Indonesian politician

Soewardi (13 April 1938 – 31 March 2015) was an Indonesian military officer and politician who served as the Governor of Central Java between 1993 and 1998. He served in the Indonesian Army and was commanders of the Sriwijaya and Udayana Military Regions prior to his tenure as governor.

==Early life==
Soewardi was born in Singaraja, on the island of Bali, on 13 April 1938. Both of his parents originated from Central Java, but as his father worked as a police officer, Soewardi was born during his father's posting in Bali. He studied in Yogyakarta until he graduated from high school. After high school, he enrolled at the Indonesian Military Academy within its infantry department and graduated in 1962.

==Career==
As a brigadier general, he was appointed to become commander of the Sriwijaya Military Region on 14 March 1989, after previously serving as the unit's chief of staff.
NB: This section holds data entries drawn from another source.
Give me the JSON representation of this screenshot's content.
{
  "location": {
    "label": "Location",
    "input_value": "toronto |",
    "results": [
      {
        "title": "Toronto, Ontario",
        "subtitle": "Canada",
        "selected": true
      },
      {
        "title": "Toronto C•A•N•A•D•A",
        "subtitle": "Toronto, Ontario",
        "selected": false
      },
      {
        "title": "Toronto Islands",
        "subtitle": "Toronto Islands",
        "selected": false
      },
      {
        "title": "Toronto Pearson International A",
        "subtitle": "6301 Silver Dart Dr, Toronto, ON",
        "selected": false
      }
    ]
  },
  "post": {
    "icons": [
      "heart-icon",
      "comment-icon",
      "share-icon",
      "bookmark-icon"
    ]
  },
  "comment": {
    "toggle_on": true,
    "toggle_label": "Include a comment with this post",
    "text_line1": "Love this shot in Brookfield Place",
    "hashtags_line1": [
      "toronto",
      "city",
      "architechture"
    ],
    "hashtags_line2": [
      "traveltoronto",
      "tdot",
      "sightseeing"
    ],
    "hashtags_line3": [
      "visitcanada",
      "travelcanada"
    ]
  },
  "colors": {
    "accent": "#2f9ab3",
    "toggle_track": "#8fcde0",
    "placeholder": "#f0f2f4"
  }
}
On 7 August 1992, he was reassigned to become the commander of the Udayana Military Region. By this time, he had been promoted to major general.
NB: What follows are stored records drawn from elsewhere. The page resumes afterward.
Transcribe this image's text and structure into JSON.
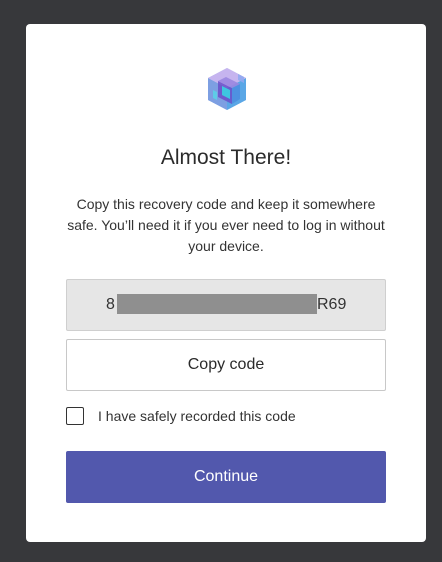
{
  "dialog": {
    "title": "Almost There!",
    "description": "Copy this recovery code and keep it somewhere safe. You’ll need it if you ever need to log in without your device.",
    "code_visible_start": "8",
    "code_visible_end": "R69",
    "code_redacted": true,
    "copy_label": "Copy code",
    "checkbox_label": "I have safely recorded this code",
    "checkbox_checked": false,
    "continue_label": "Continue"
  },
  "icons": {
    "logo": "cube-logo-icon"
  },
  "colors": {
    "background": "#37383b",
    "card": "#ffffff",
    "primary_button": "#5258ad",
    "code_box": "#e6e6e6",
    "redaction": "#8f8f8f"
  }
}
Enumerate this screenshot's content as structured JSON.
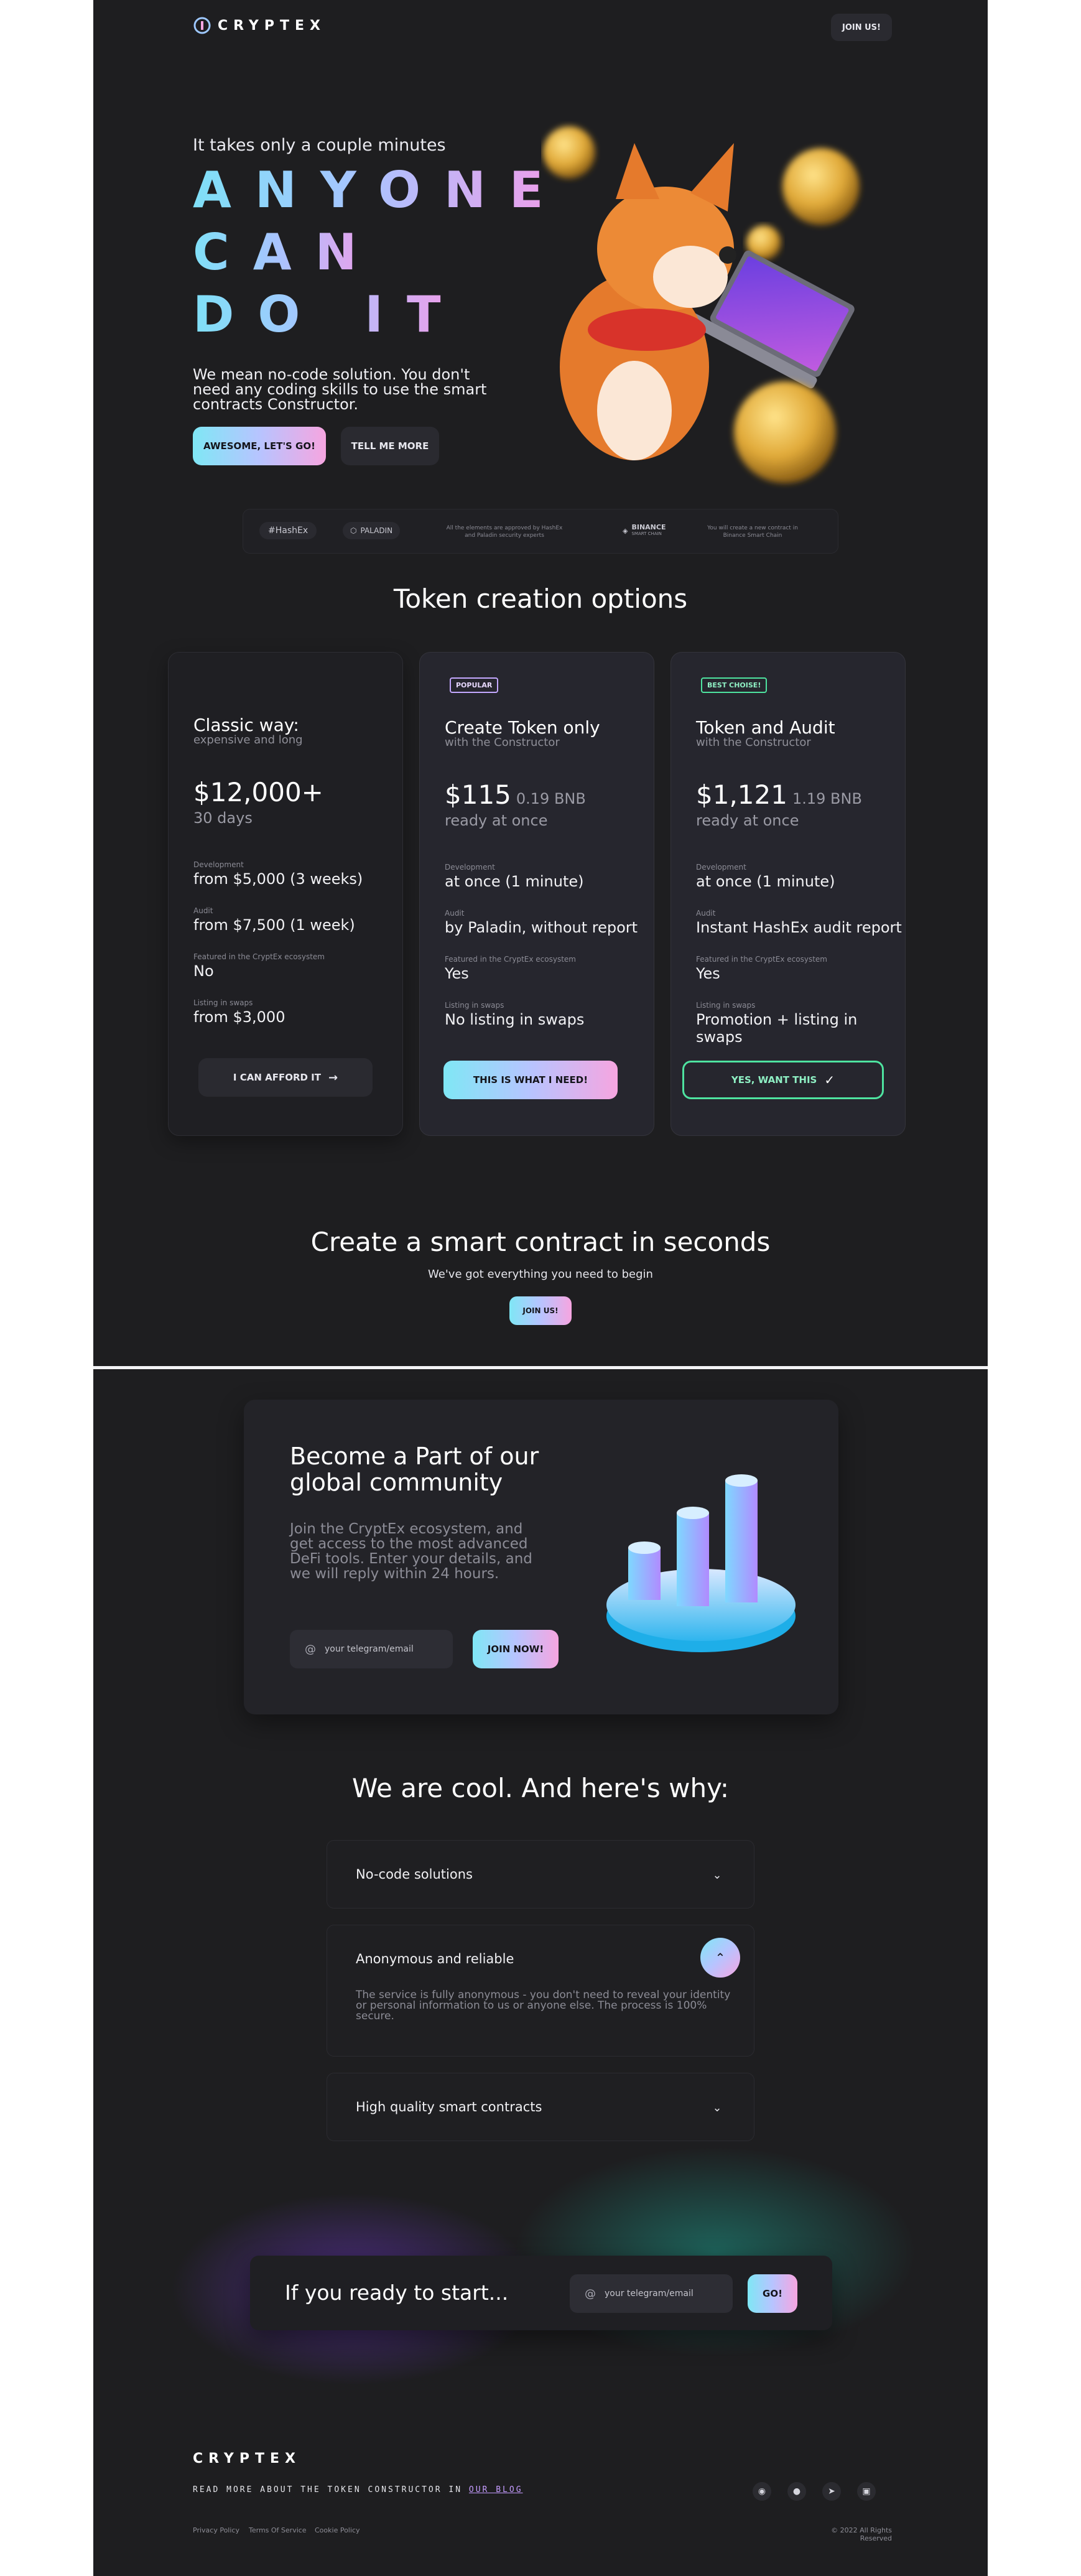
{
  "nav": {
    "logo_text": "CRYPTEX",
    "join_label": "JOIN US!"
  },
  "hero": {
    "kicker": "It takes only a couple minutes",
    "headline_lines": [
      "ANYONE",
      "CAN",
      "DO IT"
    ],
    "description": "We mean no-code solution. You don't need any coding skills to use the smart contracts Constructor.",
    "cta_primary": "AWESOME, LET'S GO!",
    "cta_secondary": "TELL ME MORE"
  },
  "partners": {
    "hashex": "HashEx",
    "paladin": "PALADIN",
    "paladin_note": "All the elements are approved by HashEx and Paladin security experts",
    "binance": "BINANCE",
    "binance_sub": "SMART CHAIN",
    "binance_note": "You will create a new contract in Binance Smart Chain"
  },
  "options": {
    "title": "Token creation options",
    "cards": [
      {
        "badge": "",
        "title": "Classic way:",
        "subtitle": "expensive and long",
        "price": "$12,000+",
        "price_bnb": "",
        "time": "30 days",
        "development_label": "Development",
        "development": "from $5,000 (3 weeks)",
        "audit_label": "Audit",
        "audit": "from $7,500 (1 week)",
        "featured_label": "Featured in the CryptEx ecosystem",
        "featured": "No",
        "listing_label": "Listing in swaps",
        "listing": "from $3,000",
        "button": "I CAN AFFORD IT"
      },
      {
        "badge": "POPULAR",
        "title": "Create Token only",
        "subtitle": "with the Constructor",
        "price": "$115",
        "price_bnb": "0.19 BNB",
        "time": "ready at once",
        "development_label": "Development",
        "development": "at once (1 minute)",
        "audit_label": "Audit",
        "audit": "by Paladin, without report",
        "featured_label": "Featured in the CryptEx ecosystem",
        "featured": "Yes",
        "listing_label": "Listing in swaps",
        "listing": "No listing in swaps",
        "button": "THIS IS WHAT I NEED!"
      },
      {
        "badge": "BEST CHOISE!",
        "title": "Token and Audit",
        "subtitle": "with the Constructor",
        "price": "$1,121",
        "price_bnb": "1.19 BNB",
        "time": "ready at once",
        "development_label": "Development",
        "development": "at once (1 minute)",
        "audit_label": "Audit",
        "audit": "Instant HashEx audit report",
        "featured_label": "Featured in the CryptEx ecosystem",
        "featured": "Yes",
        "listing_label": "Listing in swaps",
        "listing": "Promotion + listing in swaps",
        "button": "YES, WANT THIS"
      }
    ]
  },
  "smart": {
    "title": "Create a smart contract in seconds",
    "subtitle": "We've got everything you need to begin",
    "button": "JOIN US!"
  },
  "community": {
    "title": "Become a Part of our global community",
    "text": "Join the CryptEx ecosystem, and get access to the most advanced DeFi tools. Enter your details, and we will reply within 24 hours.",
    "input_placeholder": "your telegram/email",
    "button": "JOIN NOW!"
  },
  "why": {
    "title": "We are cool. And here's why:",
    "items": [
      {
        "question": "No-code solutions",
        "answer": ""
      },
      {
        "question": "Anonymous and reliable",
        "answer": "The service is fully anonymous - you don't need to reveal your identity or personal information to us or anyone else. The process is 100% secure."
      },
      {
        "question": "High quality smart contracts",
        "answer": ""
      }
    ]
  },
  "start": {
    "title": "If you ready to start...",
    "input_placeholder": "your telegram/email",
    "button": "GO!"
  },
  "footer": {
    "logo_text": "CRYPTEX",
    "blog_text": "READ MORE ABOUT THE TOKEN CONSTRUCTOR IN",
    "blog_link": "OUR BLOG",
    "links": [
      "Privacy Policy",
      "Terms Of Service",
      "Cookie Policy"
    ],
    "copyright": "© 2022 All Rights Reserved"
  },
  "icons": [
    "logo-icon",
    "arrow-right-icon",
    "check-icon",
    "at-icon",
    "chevron-down-icon",
    "chevron-up-icon",
    "eye-icon",
    "discord-icon",
    "telegram-icon",
    "medium-icon"
  ],
  "colors": {
    "page_bg": "#1e1e20",
    "card_bg": "#1f1f23",
    "card_highlight_bg": "#26262e",
    "gradient_start": "#7fe7f5",
    "gradient_mid": "#b7c4ff",
    "gradient_end": "#f6a5e0",
    "success_green": "#4ee3a0"
  }
}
He was sworn in as governor of Central Java on 24 August 1993. In July 1996, Soewardi ordered the postponement of all village-level elections in the province until after the 1997 legislative election. Two weeks after the fall of Suharto, on 4 June 1998, he ordered another delay, partly due to political violence.
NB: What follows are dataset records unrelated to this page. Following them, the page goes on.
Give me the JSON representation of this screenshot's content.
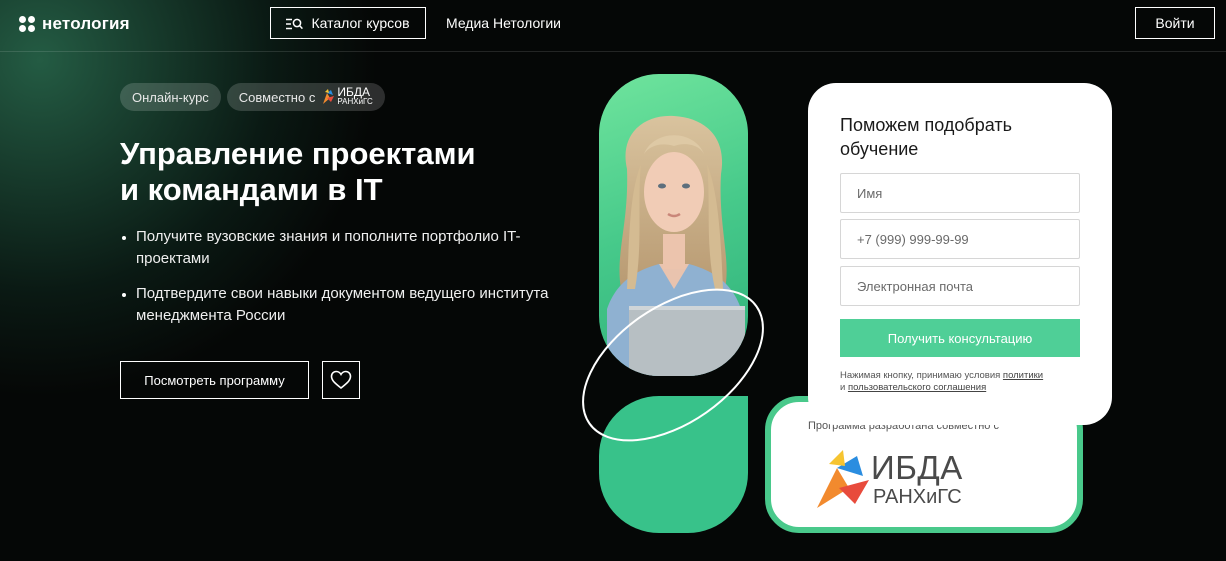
{
  "header": {
    "logo_text": "нетология",
    "catalog_label": "Каталог курсов",
    "media_label": "Медиа Нетологии",
    "login_label": "Войти"
  },
  "hero": {
    "tag_format": "Онлайн-курс",
    "tag_partner_prefix": "Совместно с",
    "tag_partner_logo_top": "ИБДА",
    "tag_partner_logo_bottom": "РАНХиГС",
    "title_line1": "Управление проектами",
    "title_line2": "и командами в IT",
    "bullets": [
      "Получите вузовские знания и пополните портфолио IT-проектами",
      "Подтвердите свои навыки документом ведущего института менеджмента России"
    ],
    "program_button": "Посмотреть программу",
    "favorite_icon": "heart-icon"
  },
  "form": {
    "title": "Поможем подобрать обучение",
    "name_placeholder": "Имя",
    "phone_placeholder": "+7 (999) 999-99-99",
    "email_placeholder": "Электронная почта",
    "submit_label": "Получить консультацию",
    "consent_text": "Нажимая кнопку, принимаю условия",
    "consent_link1": "политики",
    "consent_and": "и",
    "consent_link2": "пользовательского соглашения"
  },
  "partner": {
    "caption": "Программа разработана совместно с",
    "logo_line1": "ИБДА",
    "logo_line2": "РАНХиГС"
  },
  "colors": {
    "accent_green": "#4fcf97",
    "background": "#050706"
  }
}
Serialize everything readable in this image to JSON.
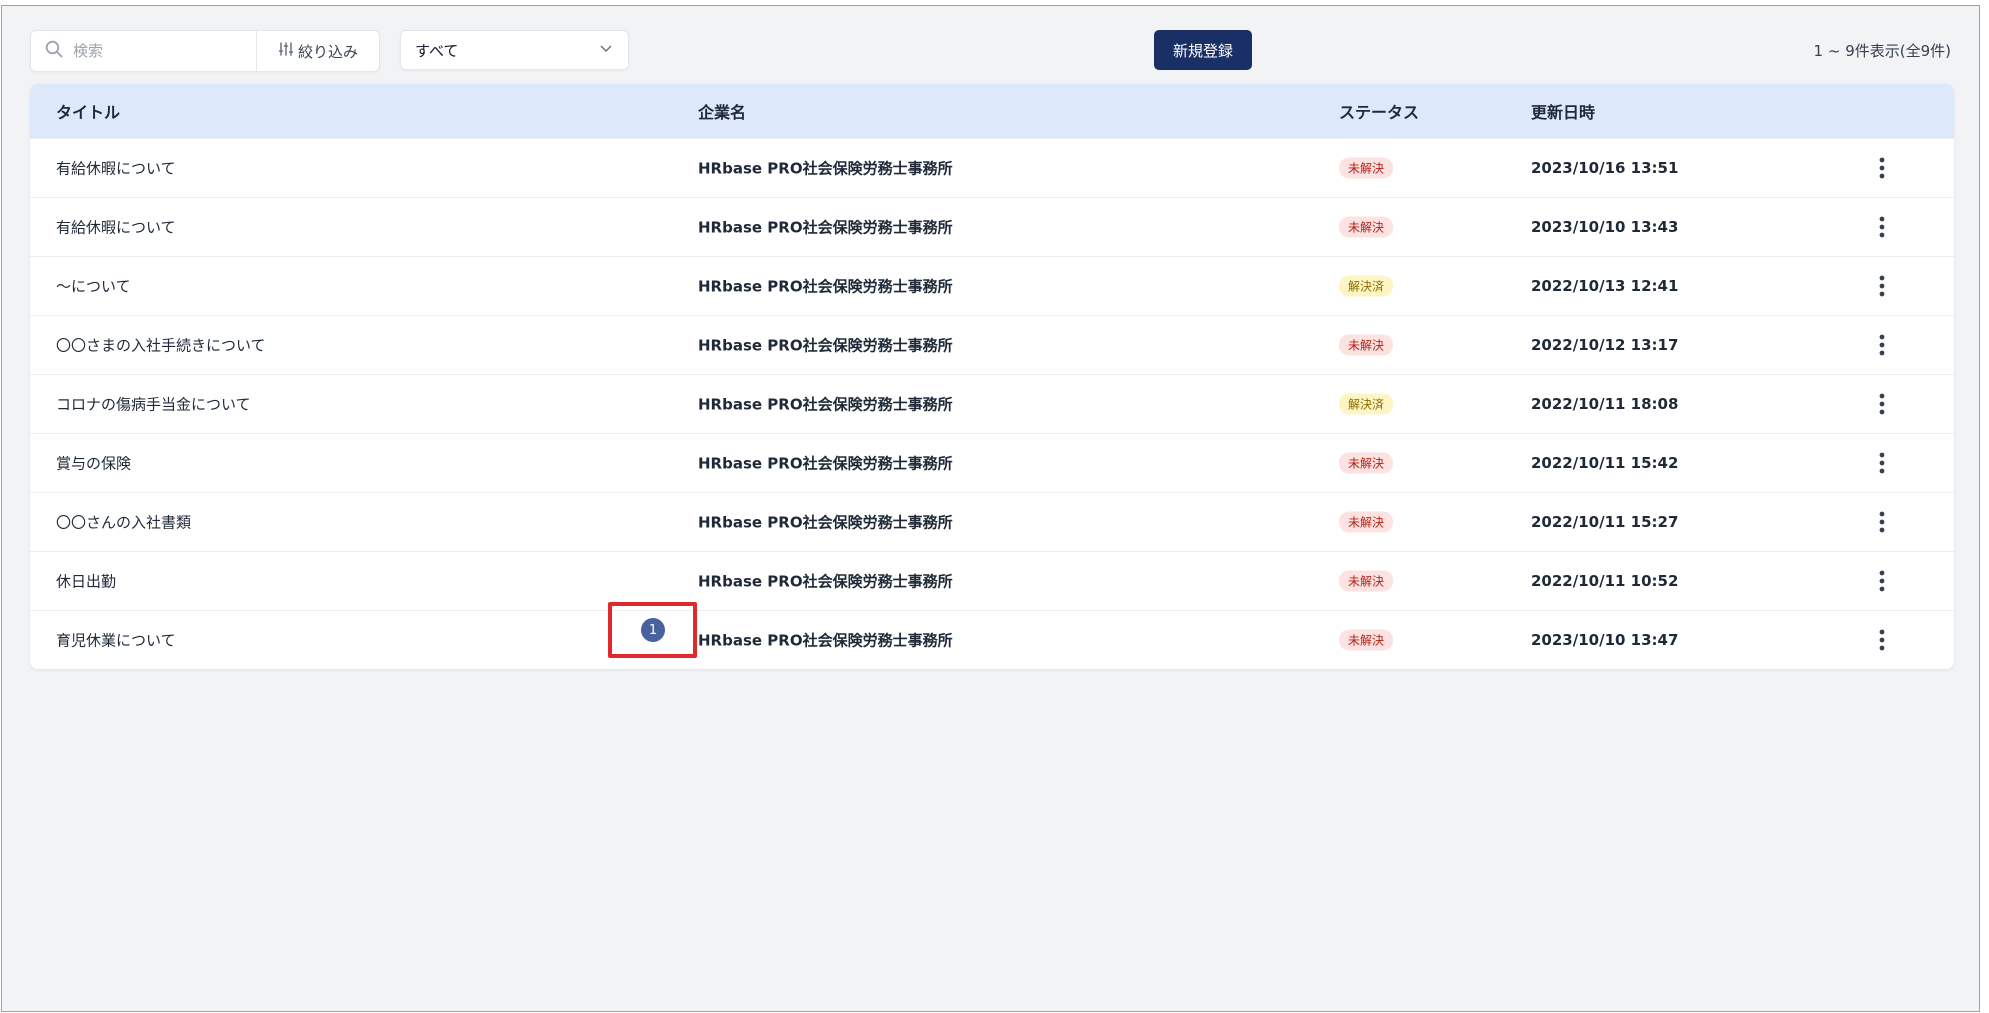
{
  "toolbar": {
    "search_placeholder": "検索",
    "filter_label": "絞り込み",
    "select_value": "すべて",
    "new_button": "新規登録",
    "count_text": "1 ~ 9件表示(全9件)"
  },
  "table": {
    "headers": {
      "title": "タイトル",
      "company": "企業名",
      "status": "ステータス",
      "updated": "更新日時"
    },
    "rows": [
      {
        "title": "有給休暇について",
        "company": "HRbase PRO社会保険労務士事務所",
        "status": "未解決",
        "updated": "2023/10/16 13:51"
      },
      {
        "title": "有給休暇について",
        "company": "HRbase PRO社会保険労務士事務所",
        "status": "未解決",
        "updated": "2023/10/10 13:43"
      },
      {
        "title": "〜について",
        "company": "HRbase PRO社会保険労務士事務所",
        "status": "解決済",
        "updated": "2022/10/13 12:41"
      },
      {
        "title": "〇〇さまの入社手続きについて",
        "company": "HRbase PRO社会保険労務士事務所",
        "status": "未解決",
        "updated": "2022/10/12 13:17"
      },
      {
        "title": "コロナの傷病手当金について",
        "company": "HRbase PRO社会保険労務士事務所",
        "status": "解決済",
        "updated": "2022/10/11 18:08"
      },
      {
        "title": "賞与の保険",
        "company": "HRbase PRO社会保険労務士事務所",
        "status": "未解決",
        "updated": "2022/10/11 15:42"
      },
      {
        "title": "〇〇さんの入社書類",
        "company": "HRbase PRO社会保険労務士事務所",
        "status": "未解決",
        "updated": "2022/10/11 15:27"
      },
      {
        "title": "休日出勤",
        "company": "HRbase PRO社会保険労務士事務所",
        "status": "未解決",
        "updated": "2022/10/11 10:52"
      },
      {
        "title": "育児休業について",
        "company": "HRbase PRO社会保険労務士事務所",
        "status": "未解決",
        "updated": "2023/10/10 13:47"
      }
    ]
  },
  "annotation": {
    "number": "1",
    "color": "#e0292a",
    "badge_color": "#47629e"
  },
  "colors": {
    "primary": "#1a2f66",
    "header_bg": "#dde9fb",
    "unresolved_bg": "#fde2e2",
    "unresolved_text": "#b42318",
    "resolved_bg": "#fdf5c4",
    "resolved_text": "#8a6d00"
  },
  "icons": {
    "search": "search-icon",
    "filter": "sliders-icon",
    "select": "chevron-down-icon",
    "row_menu": "kebab-menu-icon"
  }
}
During the leadup to the 1997 election, Soewardi ordered government buildings, public areas, and a number of trees to be painted yellow – the color of the ruling party Golkar. Indonesian media dubbed this action kuningisasi ('yellowization'). Soewardi later stated that he had only recommended the general public to paint their homes yellow to commemorate the 50th year of Indonesia's independence. In 1997, he suggested that the Yogyakarta Special Region be absorbed into Central Java. This proposal was opposed by Yogyakarta's Sultan Hamengkubuwono X and Yogyakarta's public, resulting in a lawsuit. Soewardi's tenure ended on 24 August 1998 and he was replaced by Mardiyanto.

==Later life==
After his tenure, Soewardi was investigated for corruption, but charges were dropped in 2003. He died at his home in Semarang on 31 March 2015. He was buried the following day at his family's cemetery in Magelang.

==Personal life==
Soewardi was married to Yani Soewardi, and the couple had three children. Their second child, Ronny Adriono, was a captain in the Indonesian Army and was killed in a 2004 plane crash.